Archive for the ‘Government waste’ Category

Kiwirail – An Example Of What Governments Should Not Do

November 26, 2008

During the election campaign I was invited to be part of the audience for a debate on IT and telecommunications policy run by TVNZ and Internet New Zealand.  I was also asked if I would mind asking a question.  I agreed.

During the debate there were several comments made by Minister Cunliffe about the purchase of Kiwirail as an example of the government’s commitment to infrastructure investment.  So when it came to my question I introduced it by noting that we would rather have seen the money that had been invested in Kiwirail invested in fibre roll out as this would be more likely to have an immediate impact on productivity performance.  My comment was not appreciated by David (who I know quite well as we used to work together).  At the time my understanding was that we had probably paid too much for the railways and that we had been left as the taxpayer with an enormous liability in terms of essential investment in the upgrade of track, engines and rolling stock for the railways.

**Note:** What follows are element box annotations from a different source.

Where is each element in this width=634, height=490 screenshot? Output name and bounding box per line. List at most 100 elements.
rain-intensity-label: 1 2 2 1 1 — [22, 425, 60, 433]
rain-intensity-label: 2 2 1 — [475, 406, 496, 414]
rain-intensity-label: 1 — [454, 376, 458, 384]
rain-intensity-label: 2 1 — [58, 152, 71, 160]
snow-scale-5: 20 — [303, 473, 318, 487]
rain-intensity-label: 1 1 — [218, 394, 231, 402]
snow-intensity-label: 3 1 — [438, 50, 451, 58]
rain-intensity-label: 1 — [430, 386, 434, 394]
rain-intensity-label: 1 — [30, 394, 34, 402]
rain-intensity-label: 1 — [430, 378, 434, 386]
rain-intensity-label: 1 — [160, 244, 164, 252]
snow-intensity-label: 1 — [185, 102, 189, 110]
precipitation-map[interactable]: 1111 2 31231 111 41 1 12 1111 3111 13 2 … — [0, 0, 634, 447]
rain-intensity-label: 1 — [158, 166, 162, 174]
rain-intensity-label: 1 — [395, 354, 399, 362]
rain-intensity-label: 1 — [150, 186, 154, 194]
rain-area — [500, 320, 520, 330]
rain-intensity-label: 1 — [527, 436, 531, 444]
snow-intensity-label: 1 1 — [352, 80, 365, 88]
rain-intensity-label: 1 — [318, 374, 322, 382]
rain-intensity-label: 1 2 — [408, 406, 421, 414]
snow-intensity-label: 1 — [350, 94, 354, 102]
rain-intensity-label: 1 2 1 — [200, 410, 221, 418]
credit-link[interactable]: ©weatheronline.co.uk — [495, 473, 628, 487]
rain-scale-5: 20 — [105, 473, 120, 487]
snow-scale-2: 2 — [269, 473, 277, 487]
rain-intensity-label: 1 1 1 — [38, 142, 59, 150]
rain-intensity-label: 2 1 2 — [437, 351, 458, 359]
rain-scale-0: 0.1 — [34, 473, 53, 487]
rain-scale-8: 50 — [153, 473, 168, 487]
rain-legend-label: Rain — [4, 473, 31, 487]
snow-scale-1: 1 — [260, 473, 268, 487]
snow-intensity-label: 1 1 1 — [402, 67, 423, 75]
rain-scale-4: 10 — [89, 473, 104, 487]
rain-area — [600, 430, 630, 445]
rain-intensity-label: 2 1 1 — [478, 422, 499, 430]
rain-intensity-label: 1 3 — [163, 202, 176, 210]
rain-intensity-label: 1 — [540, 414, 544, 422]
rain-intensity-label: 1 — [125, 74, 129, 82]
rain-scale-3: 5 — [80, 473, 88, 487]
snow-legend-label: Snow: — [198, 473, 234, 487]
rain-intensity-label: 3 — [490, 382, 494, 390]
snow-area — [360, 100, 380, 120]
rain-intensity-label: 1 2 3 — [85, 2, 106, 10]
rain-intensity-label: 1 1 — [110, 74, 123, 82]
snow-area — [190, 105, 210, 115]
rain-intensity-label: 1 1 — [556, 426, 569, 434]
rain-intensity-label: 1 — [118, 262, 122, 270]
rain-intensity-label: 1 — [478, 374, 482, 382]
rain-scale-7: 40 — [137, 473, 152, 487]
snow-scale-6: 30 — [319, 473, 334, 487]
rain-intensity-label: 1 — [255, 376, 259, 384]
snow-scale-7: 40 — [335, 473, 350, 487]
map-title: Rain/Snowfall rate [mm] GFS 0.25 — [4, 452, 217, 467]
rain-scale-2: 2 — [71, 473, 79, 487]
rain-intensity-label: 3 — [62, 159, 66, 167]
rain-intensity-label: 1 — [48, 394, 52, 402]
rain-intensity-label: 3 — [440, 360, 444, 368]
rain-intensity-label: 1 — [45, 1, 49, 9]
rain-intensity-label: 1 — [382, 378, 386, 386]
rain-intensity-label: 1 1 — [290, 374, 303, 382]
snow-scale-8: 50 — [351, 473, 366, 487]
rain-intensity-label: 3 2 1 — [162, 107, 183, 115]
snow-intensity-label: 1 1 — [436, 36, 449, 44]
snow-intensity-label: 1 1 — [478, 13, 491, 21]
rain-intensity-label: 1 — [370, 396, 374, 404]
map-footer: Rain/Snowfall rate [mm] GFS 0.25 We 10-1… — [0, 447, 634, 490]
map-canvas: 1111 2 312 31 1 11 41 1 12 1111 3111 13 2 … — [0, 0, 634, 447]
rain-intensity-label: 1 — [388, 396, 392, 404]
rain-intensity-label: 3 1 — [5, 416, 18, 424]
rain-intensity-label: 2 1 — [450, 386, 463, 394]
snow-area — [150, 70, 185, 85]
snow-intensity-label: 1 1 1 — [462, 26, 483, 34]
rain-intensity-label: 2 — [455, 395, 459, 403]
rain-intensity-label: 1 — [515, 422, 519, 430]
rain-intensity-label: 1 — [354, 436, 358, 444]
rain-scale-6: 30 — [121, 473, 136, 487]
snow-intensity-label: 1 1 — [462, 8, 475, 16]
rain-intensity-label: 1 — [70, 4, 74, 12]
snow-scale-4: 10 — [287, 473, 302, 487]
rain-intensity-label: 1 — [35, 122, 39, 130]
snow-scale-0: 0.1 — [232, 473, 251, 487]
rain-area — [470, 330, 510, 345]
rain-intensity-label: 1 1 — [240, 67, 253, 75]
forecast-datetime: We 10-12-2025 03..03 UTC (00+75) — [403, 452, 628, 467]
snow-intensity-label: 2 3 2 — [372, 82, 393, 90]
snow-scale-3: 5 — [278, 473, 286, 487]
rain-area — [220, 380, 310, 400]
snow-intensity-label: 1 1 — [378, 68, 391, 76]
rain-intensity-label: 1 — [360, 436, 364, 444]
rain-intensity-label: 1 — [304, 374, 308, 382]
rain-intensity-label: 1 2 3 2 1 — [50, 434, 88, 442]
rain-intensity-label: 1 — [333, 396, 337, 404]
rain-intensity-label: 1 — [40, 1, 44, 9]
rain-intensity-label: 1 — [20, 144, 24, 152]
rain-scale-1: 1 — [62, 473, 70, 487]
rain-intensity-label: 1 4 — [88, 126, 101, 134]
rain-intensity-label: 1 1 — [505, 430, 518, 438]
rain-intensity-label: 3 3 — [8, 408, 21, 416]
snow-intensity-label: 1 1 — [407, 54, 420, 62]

It seems that things may be even worse than i had realised a few weeks ago.  The very useful publication Transport and Logistics (from the same crowd that write Trans Tasman and the Main Report) carries this article today

Kiwirail value tumbles.The value of KiwiRail has slumped $242m just three months after it was bought. The Crown’s accounts for the three months to September reveal the value of KiwiRail has been slashed $242m, more than a third, since the Govt bought the business for $690m. The “fair value” of KiwiRail is now $448m. Expect the book value to continue sliding until the economic climate improves. National could use the value drop to reassess any further investment in the rail network and operations.

This is very annoying.  There were far higher priorities for Government investment in infrastructure than Kiwirail.  It is looking as though this investment is going to be a permanent drag on Government at a time when funds are becoming increasingly scarce.